Ganga to act as fuel carriageway for 21 power projects - Bids invited to acquire barges to be used for cargo movement
Ganga is all set to become the lifeline for 21 power projects in eastern India. The Inland Water Authority of India (IWAI) has prepared a plan to transport coal to these plants located between Allahabad and Haldia. After successfully moving imported coal to one of NTPC’s plants and foodgrains to the North- Eastern region, the Authority is working on transporting coal to NTPC’s Barh power project in Bihar.
“Once the operation is in full swing, we will have 90 barges (small ships for carrying goods) moving every day on river Ganga,” Amitabh Verma, Chairman of IWAI, said. The contract for Barh will be for carrying 3 million tonnes of coal every year. Initially, this contract will be for 10 years to be implemented through public-private partnership. The Authority is planning to transport coal to 11 existing power projects and 10 projects to become operational soon in the next 5-6 years. Since the country has few barges at present, the Authority has issued expressions of interest (EOI) for getting 8-10 barges from domestic and international operators each with a carrying capacity of 2,000 tonnes. It also plans to lease barges to interested domestic entities.

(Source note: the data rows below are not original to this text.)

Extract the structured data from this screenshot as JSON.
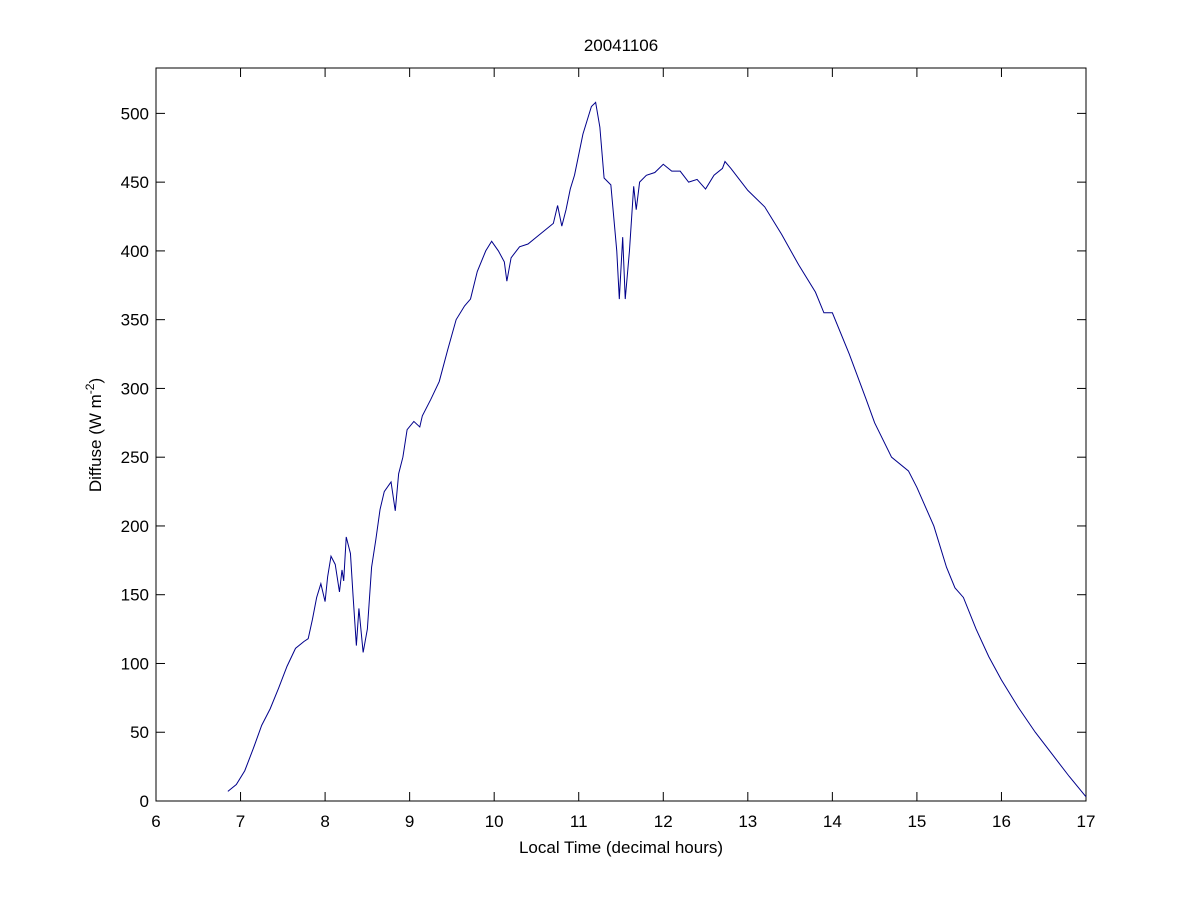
{
  "chart_data": {
    "type": "line",
    "title": "20041106",
    "xlabel": "Local Time (decimal hours)",
    "ylabel": {
      "text": "Diffuse (W m",
      "superscript": "-2",
      "suffix": ")"
    },
    "color": "#00008b",
    "x": [
      6.85,
      6.95,
      7.05,
      7.15,
      7.25,
      7.35,
      7.45,
      7.55,
      7.65,
      7.75,
      7.8,
      7.85,
      7.9,
      7.95,
      8.0,
      8.03,
      8.07,
      8.12,
      8.17,
      8.2,
      8.22,
      8.25,
      8.3,
      8.33,
      8.37,
      8.4,
      8.45,
      8.5,
      8.55,
      8.6,
      8.65,
      8.7,
      8.78,
      8.83,
      8.87,
      8.92,
      8.97,
      9.05,
      9.12,
      9.15,
      9.25,
      9.35,
      9.45,
      9.55,
      9.65,
      9.72,
      9.8,
      9.9,
      9.97,
      10.05,
      10.12,
      10.15,
      10.2,
      10.3,
      10.4,
      10.5,
      10.6,
      10.7,
      10.75,
      10.8,
      10.85,
      10.9,
      10.95,
      11.0,
      11.05,
      11.1,
      11.15,
      11.2,
      11.25,
      11.3,
      11.38,
      11.45,
      11.48,
      11.52,
      11.55,
      11.6,
      11.65,
      11.68,
      11.72,
      11.8,
      11.9,
      12.0,
      12.1,
      12.2,
      12.3,
      12.4,
      12.5,
      12.6,
      12.7,
      12.73,
      12.8,
      12.9,
      13.0,
      13.2,
      13.4,
      13.6,
      13.8,
      13.9,
      14.0,
      14.2,
      14.4,
      14.5,
      14.7,
      14.9,
      15.0,
      15.2,
      15.35,
      15.45,
      15.55,
      15.7,
      15.85,
      16.0,
      16.2,
      16.4,
      16.6,
      16.8,
      17.0
    ],
    "values": [
      7,
      12,
      22,
      38,
      55,
      67,
      82,
      98,
      111,
      116,
      118,
      132,
      148,
      158,
      145,
      163,
      178,
      172,
      152,
      168,
      160,
      192,
      180,
      150,
      113,
      140,
      108,
      125,
      170,
      190,
      212,
      225,
      232,
      211,
      238,
      250,
      270,
      276,
      272,
      280,
      292,
      305,
      328,
      350,
      360,
      365,
      385,
      400,
      407,
      400,
      392,
      378,
      395,
      403,
      405,
      410,
      415,
      420,
      433,
      418,
      430,
      445,
      455,
      470,
      485,
      495,
      505,
      508,
      490,
      453,
      448,
      400,
      365,
      410,
      365,
      400,
      447,
      430,
      450,
      455,
      457,
      463,
      458,
      458,
      450,
      452,
      445,
      455,
      460,
      465,
      460,
      452,
      444,
      432,
      412,
      390,
      370,
      355,
      355,
      325,
      292,
      275,
      250,
      240,
      228,
      200,
      170,
      155,
      148,
      125,
      105,
      88,
      68,
      50,
      34,
      18,
      3
    ],
    "xlim": [
      6,
      17
    ],
    "ylim": [
      0,
      533
    ],
    "xticks": [
      6,
      7,
      8,
      9,
      10,
      11,
      12,
      13,
      14,
      15,
      16,
      17
    ],
    "yticks": [
      0,
      50,
      100,
      150,
      200,
      250,
      300,
      350,
      400,
      450,
      500
    ]
  }
}
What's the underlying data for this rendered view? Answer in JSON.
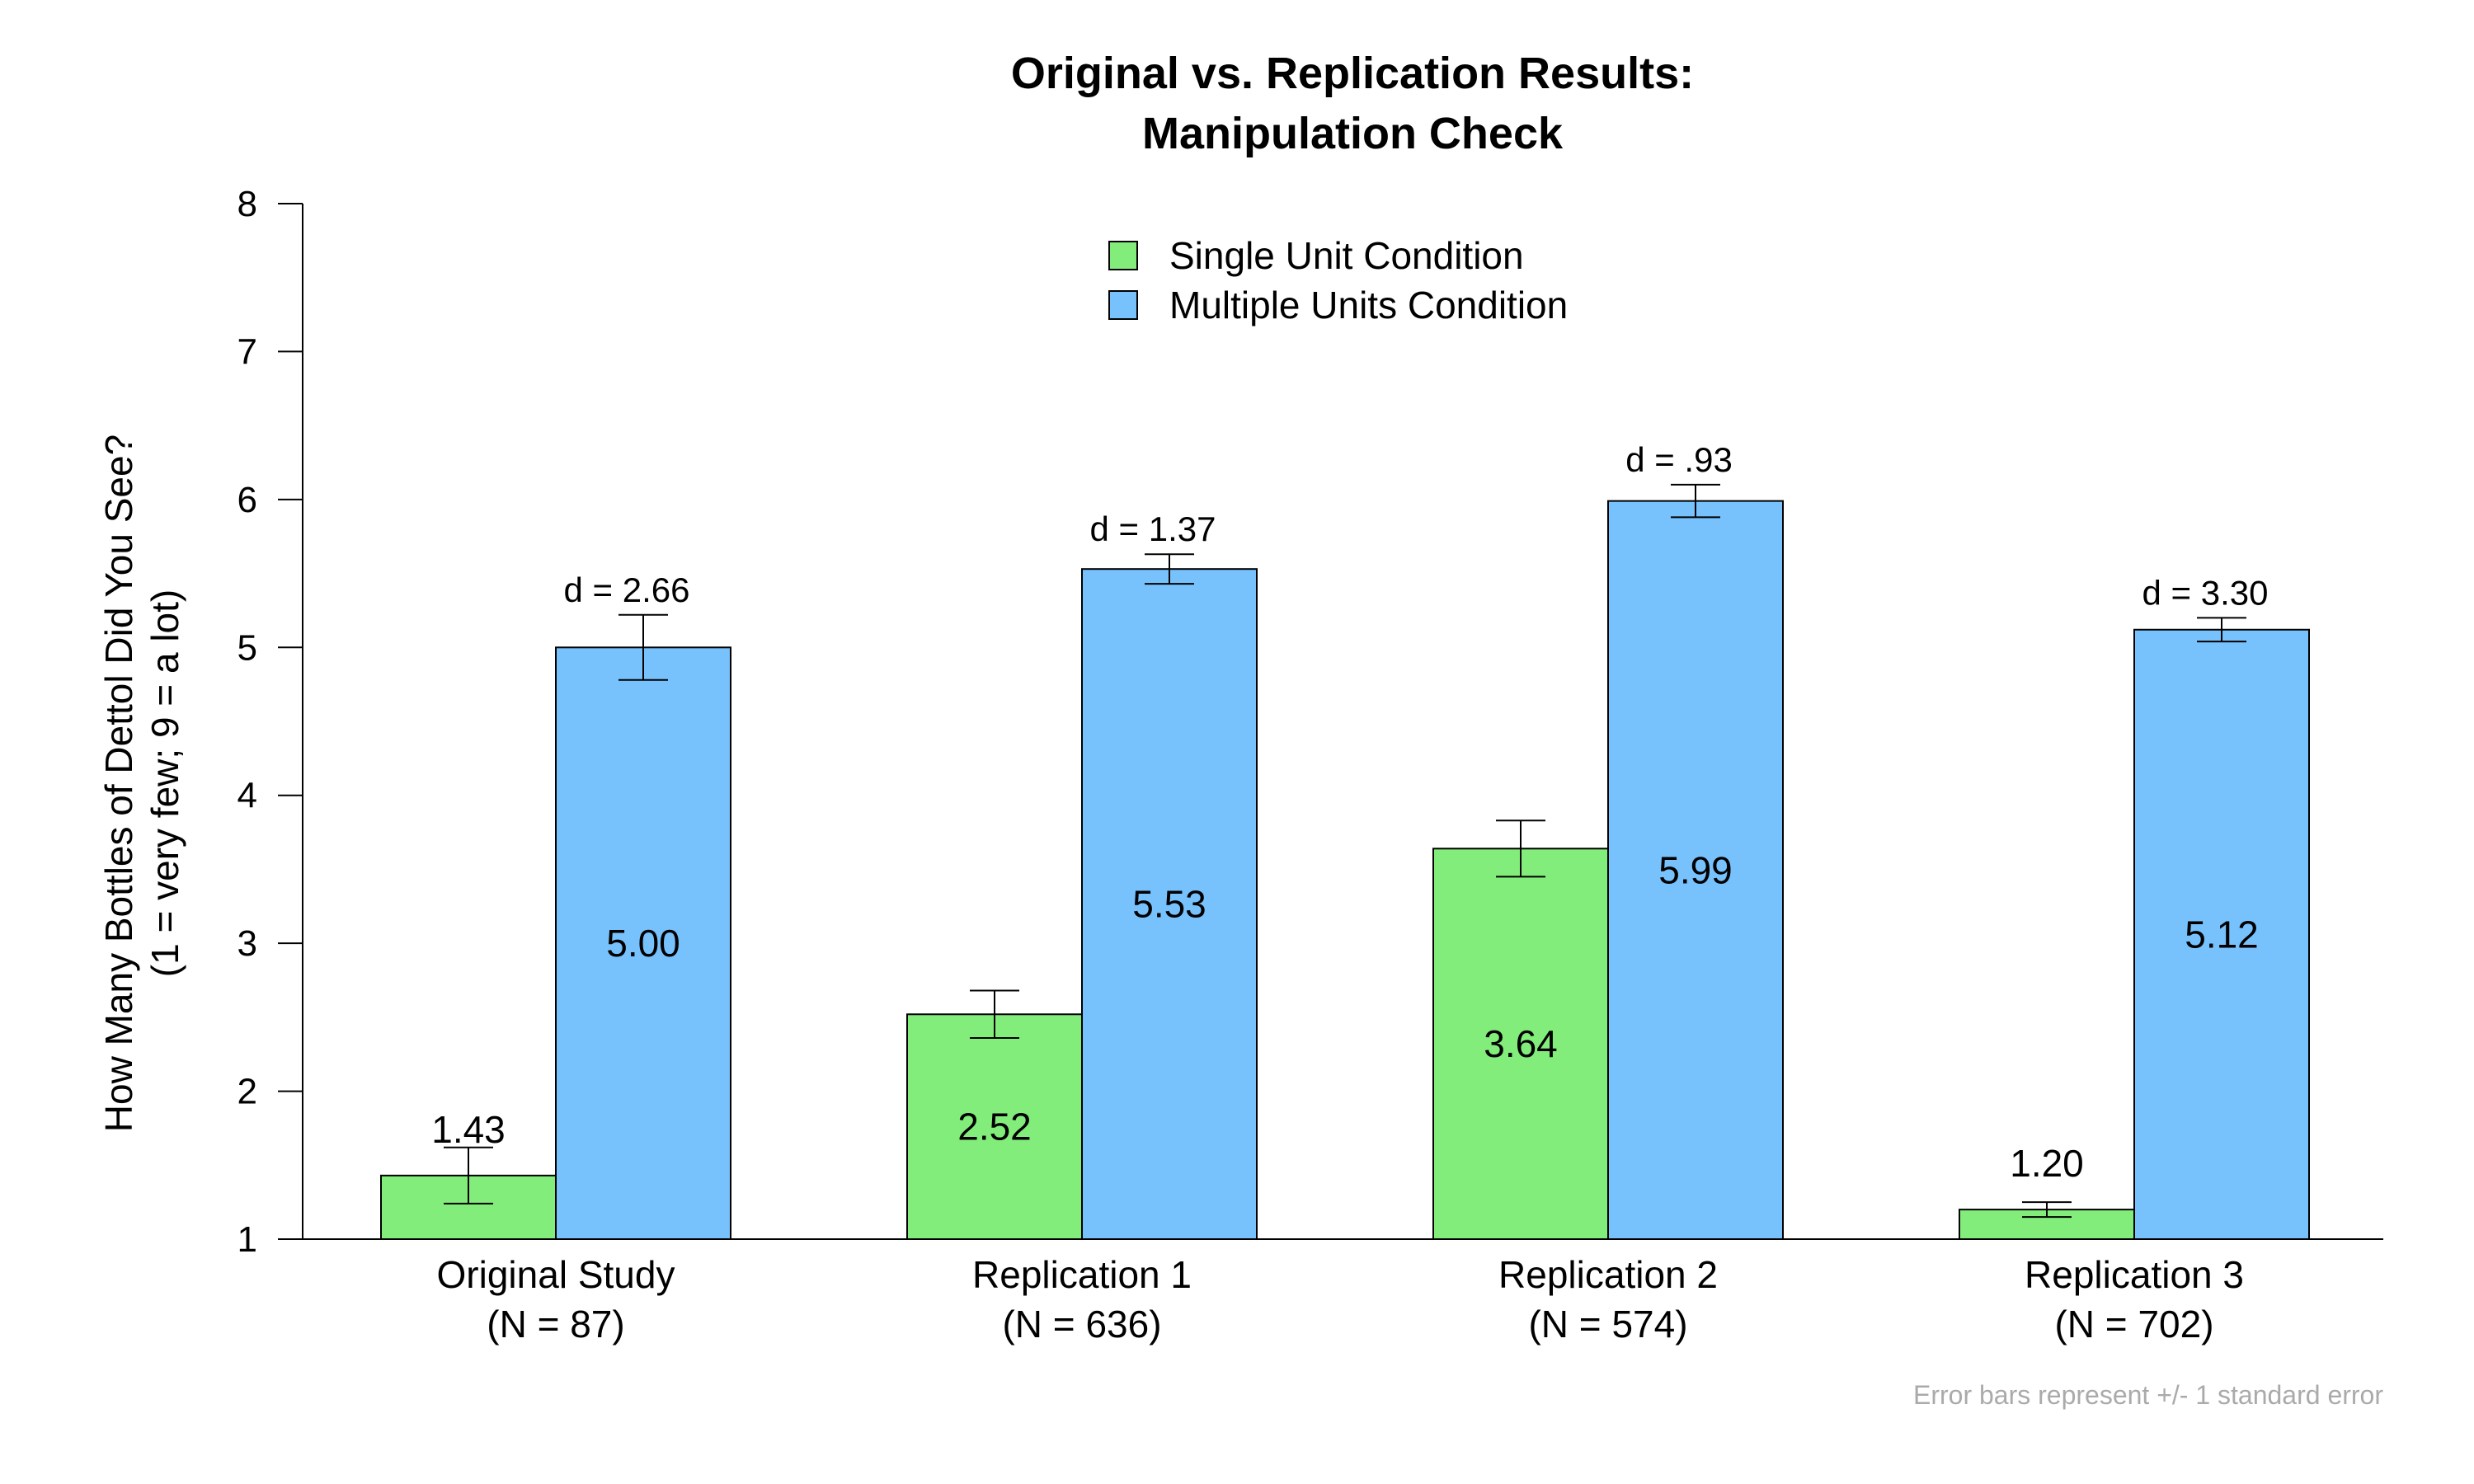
{
  "chart_data": {
    "type": "bar",
    "title": [
      "Original vs. Replication Results:",
      "Manipulation Check"
    ],
    "ylabel": [
      "How Many Bottles of Dettol Did You See?",
      "(1 = very few; 9 = a lot)"
    ],
    "xlabel": "",
    "ylim": [
      1,
      8
    ],
    "yticks": [
      1,
      2,
      3,
      4,
      5,
      6,
      7,
      8
    ],
    "grid": false,
    "legend_position": "top-center",
    "categories": [
      {
        "name": "Original Study",
        "n": "(N = 87)"
      },
      {
        "name": "Replication 1",
        "n": "(N = 636)"
      },
      {
        "name": "Replication 2",
        "n": "(N = 574)"
      },
      {
        "name": "Replication 3",
        "n": "(N = 702)"
      }
    ],
    "series": [
      {
        "name": "Single Unit Condition",
        "color": "#82ed7b",
        "values": [
          1.43,
          2.52,
          3.64,
          1.2
        ],
        "labels": [
          "1.43",
          "2.52",
          "3.64",
          "1.20"
        ],
        "se": [
          0.19,
          0.16,
          0.19,
          0.05
        ]
      },
      {
        "name": "Multiple Units Condition",
        "color": "#77c1fd",
        "values": [
          5.0,
          5.53,
          5.99,
          5.12
        ],
        "labels": [
          "5.00",
          "5.53",
          "5.99",
          "5.12"
        ],
        "se": [
          0.22,
          0.1,
          0.11,
          0.08
        ]
      }
    ],
    "effect_sizes": [
      "d =  2.66",
      "d =  1.37",
      "d =  .93",
      "d =  3.30"
    ],
    "note": "Error bars represent +/- 1 standard error"
  }
}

“Initially, the lease period will be for one year with a condition that the operator will have to place the order within six months for its own barge. The lease could be renewed subject to business development,” said Verma adding that it takes almost a year to build a barge and costs approximately ₹9 crore. The plan is to use these barges not just in the Ganga (National Waterway 1) but also in the Brahamputra (National Waterway 2) for cargo transportation. Transportation through inland waterways is cheaper. For example, coal transported to NTPC’s unit at Farakka in West Bengal is estimated to save 15-20 per cent in carriage cost in comparison to transportation over land. Second, there will be no scope for leakage or pilferage on waterways. Third, it will lessen the burden on road and rail resulting in lower pollution.
Verma said that there is a lot of scope for waterways development in India keeping in mind the progress made in other countries. For example Germany has 7,700 km of waterways which account for nearly 20 per cent of the total cargo movement while India has about 14,500 km of navigable waterways but contribute less than one per cent of the total cargo movement. Even expenditure wise, while Germany spent €15 billion alone in 2012 on waterways, China spent around $15.6 billion during 2006-10, but India has spent just little over ₹1,000 crore on waterways during the last 25 years.